In fact, it was a straightforward invasion, one that has so far cost the lives of tens of thousands of civilians and soldiers in Ukraine and tens of thousands of Putin's own soldiers, many of them conscripts.
One year later, and with the battles still raging, people across Europe have been commemorating the first anniversary.
In another Russian neighbour, Georgia, citizens and activists marked the beginning of the war.
In an address, the country's president, Salomé Zourabichvili, reaffirmed the unity between Ukraine and Georgia.
"There was never really an alternative, and this war will decide the fate not only of us but of all of Europe," said the president.
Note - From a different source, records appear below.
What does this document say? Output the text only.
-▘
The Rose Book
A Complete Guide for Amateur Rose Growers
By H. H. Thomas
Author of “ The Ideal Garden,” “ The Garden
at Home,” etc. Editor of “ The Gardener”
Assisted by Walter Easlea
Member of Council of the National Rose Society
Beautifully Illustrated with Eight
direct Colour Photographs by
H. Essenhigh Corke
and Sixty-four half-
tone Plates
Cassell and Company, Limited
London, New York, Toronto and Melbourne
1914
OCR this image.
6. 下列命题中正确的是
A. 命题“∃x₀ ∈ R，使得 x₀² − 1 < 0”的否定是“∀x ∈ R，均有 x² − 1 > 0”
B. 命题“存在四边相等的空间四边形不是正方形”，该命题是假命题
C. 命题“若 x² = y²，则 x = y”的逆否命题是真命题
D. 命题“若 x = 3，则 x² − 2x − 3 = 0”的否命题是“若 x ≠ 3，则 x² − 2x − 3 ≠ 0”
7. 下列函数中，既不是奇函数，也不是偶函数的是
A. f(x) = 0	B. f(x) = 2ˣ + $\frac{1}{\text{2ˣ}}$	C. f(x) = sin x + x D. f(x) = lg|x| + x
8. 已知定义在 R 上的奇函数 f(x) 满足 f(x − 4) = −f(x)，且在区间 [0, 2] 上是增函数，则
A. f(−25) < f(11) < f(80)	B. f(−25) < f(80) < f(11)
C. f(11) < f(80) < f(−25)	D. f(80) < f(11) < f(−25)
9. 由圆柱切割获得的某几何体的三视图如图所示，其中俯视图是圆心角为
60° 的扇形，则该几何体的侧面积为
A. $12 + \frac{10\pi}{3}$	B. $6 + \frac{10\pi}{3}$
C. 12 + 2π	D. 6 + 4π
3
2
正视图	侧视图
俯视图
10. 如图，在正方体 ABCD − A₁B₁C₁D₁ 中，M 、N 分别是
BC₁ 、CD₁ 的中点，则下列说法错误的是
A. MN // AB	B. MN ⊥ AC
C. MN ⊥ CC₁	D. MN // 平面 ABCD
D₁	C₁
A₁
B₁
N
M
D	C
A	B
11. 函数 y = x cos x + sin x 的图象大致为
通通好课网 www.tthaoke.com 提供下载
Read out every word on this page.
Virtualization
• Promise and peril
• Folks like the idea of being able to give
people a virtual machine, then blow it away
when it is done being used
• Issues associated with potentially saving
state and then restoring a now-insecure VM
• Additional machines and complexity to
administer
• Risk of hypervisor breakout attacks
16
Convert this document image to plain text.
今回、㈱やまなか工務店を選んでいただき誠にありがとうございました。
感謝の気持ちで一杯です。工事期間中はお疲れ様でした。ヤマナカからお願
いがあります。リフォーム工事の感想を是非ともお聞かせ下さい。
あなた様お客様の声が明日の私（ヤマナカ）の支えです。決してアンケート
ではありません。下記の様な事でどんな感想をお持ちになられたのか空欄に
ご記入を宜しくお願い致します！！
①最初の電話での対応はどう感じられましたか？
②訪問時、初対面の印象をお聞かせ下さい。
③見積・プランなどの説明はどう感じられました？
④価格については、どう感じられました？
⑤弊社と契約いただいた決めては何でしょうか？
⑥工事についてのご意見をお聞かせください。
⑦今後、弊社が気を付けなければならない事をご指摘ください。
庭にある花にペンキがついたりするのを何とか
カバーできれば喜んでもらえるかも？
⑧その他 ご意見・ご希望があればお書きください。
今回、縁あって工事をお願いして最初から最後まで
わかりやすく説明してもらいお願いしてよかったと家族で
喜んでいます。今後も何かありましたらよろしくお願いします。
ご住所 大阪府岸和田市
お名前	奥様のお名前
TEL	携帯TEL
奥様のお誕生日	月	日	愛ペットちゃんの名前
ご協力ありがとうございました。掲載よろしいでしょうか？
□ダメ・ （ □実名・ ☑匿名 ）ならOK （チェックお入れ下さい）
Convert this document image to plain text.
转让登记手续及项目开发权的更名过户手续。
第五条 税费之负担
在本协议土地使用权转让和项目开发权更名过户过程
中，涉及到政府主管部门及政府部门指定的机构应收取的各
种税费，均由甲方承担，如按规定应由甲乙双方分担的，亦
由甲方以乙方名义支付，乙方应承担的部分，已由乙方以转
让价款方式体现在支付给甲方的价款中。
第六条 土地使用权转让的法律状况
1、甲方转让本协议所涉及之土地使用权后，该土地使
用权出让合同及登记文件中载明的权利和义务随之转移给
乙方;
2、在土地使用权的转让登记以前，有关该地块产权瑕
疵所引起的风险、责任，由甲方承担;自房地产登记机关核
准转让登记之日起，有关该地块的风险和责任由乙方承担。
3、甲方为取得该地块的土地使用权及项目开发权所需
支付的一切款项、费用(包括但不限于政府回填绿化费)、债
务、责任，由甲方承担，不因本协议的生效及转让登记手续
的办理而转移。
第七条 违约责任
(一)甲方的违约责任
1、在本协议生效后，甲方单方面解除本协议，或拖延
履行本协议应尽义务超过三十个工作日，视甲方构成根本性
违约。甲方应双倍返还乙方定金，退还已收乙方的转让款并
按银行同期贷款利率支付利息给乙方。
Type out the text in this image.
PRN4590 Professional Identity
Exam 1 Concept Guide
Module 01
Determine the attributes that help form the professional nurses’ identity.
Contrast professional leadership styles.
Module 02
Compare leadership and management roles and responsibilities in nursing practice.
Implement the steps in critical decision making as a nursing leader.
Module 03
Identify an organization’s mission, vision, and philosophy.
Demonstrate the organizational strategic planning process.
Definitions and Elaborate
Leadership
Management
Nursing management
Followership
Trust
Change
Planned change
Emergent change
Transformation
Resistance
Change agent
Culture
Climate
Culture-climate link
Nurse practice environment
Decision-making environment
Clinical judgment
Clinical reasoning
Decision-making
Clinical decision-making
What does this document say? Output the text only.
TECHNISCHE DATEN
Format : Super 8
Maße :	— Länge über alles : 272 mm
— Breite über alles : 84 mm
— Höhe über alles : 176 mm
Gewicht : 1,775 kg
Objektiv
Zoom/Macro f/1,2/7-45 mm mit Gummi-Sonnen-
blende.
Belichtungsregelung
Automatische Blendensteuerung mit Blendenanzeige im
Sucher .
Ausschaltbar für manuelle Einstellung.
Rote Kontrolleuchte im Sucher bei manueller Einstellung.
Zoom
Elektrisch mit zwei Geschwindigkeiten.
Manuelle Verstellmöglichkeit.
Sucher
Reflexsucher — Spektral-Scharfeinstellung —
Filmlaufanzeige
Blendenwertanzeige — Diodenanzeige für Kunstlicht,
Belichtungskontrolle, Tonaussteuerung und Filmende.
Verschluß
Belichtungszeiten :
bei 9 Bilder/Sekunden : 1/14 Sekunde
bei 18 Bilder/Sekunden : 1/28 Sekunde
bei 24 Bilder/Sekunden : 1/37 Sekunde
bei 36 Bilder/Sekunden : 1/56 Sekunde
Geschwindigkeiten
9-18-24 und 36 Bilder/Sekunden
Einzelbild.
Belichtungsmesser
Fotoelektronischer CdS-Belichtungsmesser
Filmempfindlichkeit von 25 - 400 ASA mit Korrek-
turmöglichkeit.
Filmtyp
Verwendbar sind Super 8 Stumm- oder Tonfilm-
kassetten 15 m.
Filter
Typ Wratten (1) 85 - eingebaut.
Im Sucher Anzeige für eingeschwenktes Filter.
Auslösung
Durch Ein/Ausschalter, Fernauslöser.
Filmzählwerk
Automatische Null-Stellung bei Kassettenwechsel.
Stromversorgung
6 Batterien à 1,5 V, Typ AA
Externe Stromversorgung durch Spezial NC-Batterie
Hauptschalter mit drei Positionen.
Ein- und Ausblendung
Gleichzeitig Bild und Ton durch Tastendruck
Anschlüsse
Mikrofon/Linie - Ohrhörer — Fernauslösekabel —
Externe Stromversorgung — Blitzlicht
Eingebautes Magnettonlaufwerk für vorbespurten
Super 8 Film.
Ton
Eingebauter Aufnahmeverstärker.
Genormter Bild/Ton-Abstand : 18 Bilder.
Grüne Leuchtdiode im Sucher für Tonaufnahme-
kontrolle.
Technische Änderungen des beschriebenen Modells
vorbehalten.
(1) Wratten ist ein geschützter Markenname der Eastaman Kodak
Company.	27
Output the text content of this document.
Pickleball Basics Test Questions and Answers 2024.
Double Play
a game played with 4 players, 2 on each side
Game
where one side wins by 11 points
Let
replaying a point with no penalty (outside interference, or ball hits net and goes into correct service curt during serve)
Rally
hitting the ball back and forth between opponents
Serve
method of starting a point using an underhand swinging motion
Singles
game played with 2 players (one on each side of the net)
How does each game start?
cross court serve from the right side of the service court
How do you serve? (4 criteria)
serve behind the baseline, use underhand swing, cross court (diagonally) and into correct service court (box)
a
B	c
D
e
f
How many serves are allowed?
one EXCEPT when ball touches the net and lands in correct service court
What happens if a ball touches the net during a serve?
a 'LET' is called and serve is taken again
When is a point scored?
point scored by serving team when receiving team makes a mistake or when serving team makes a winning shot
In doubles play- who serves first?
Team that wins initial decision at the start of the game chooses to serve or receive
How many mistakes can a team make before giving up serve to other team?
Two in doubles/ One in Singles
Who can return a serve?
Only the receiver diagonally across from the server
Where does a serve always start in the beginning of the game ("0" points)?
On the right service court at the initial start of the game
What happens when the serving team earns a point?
In London, British Prime Minister Rishi Sunak and his wife Akshata Murty, together with the Ukrainian ambassador to London, Vadym Prystaiko, held a minute's silence outside 10 Downing Street.
The Ukrainian delegation included soldiers trained in the UK.
The door of No.10, traditionally the British prime minister's residence, is decorated with a blue and yellow wreath to represent the Ukrainian flag.
After the United States, the United Kingdom is the largest donor to Ukraine.
Portugal's parliament in Lisbon also showed solidarity by having the building illuminated in the national colours of Ukraine, and they too held a minute's silence.
In a tweet, French President Emmanuel Macron stated France's solidarity with Ukraine.
"People of Ukraine, France stands by your side In solidarity. To victory. To peace," read the post.
And in Paris, the iconic Eiffel Tower shone with yellow and blue.
In Germany, the Berlin Story Bunker museum brought an alternative take to proceedings.
A wrecked Russian tank brought from Ukraine was set up outside the Russian Embassy in the city to mark the anniversary of Moscow’s invasion.
The T-72 tank was brought to Berlin by a private group which said that the Ukrainian Defence Ministry's military history museum loaned the vehicle and helped with logistics.
The tank was apparently hit in the Kyiv region in the early stages of the war.
Enno Lenze, Director of Berlin Story Bunker museum, who was involved with the project, said: "People think tanks are invincible, and seeing it blown up shows you it's not invincible and was never a good idea."
Many other countries around the world also held commemorations to mark the start of a war that shows no sign of ending soon.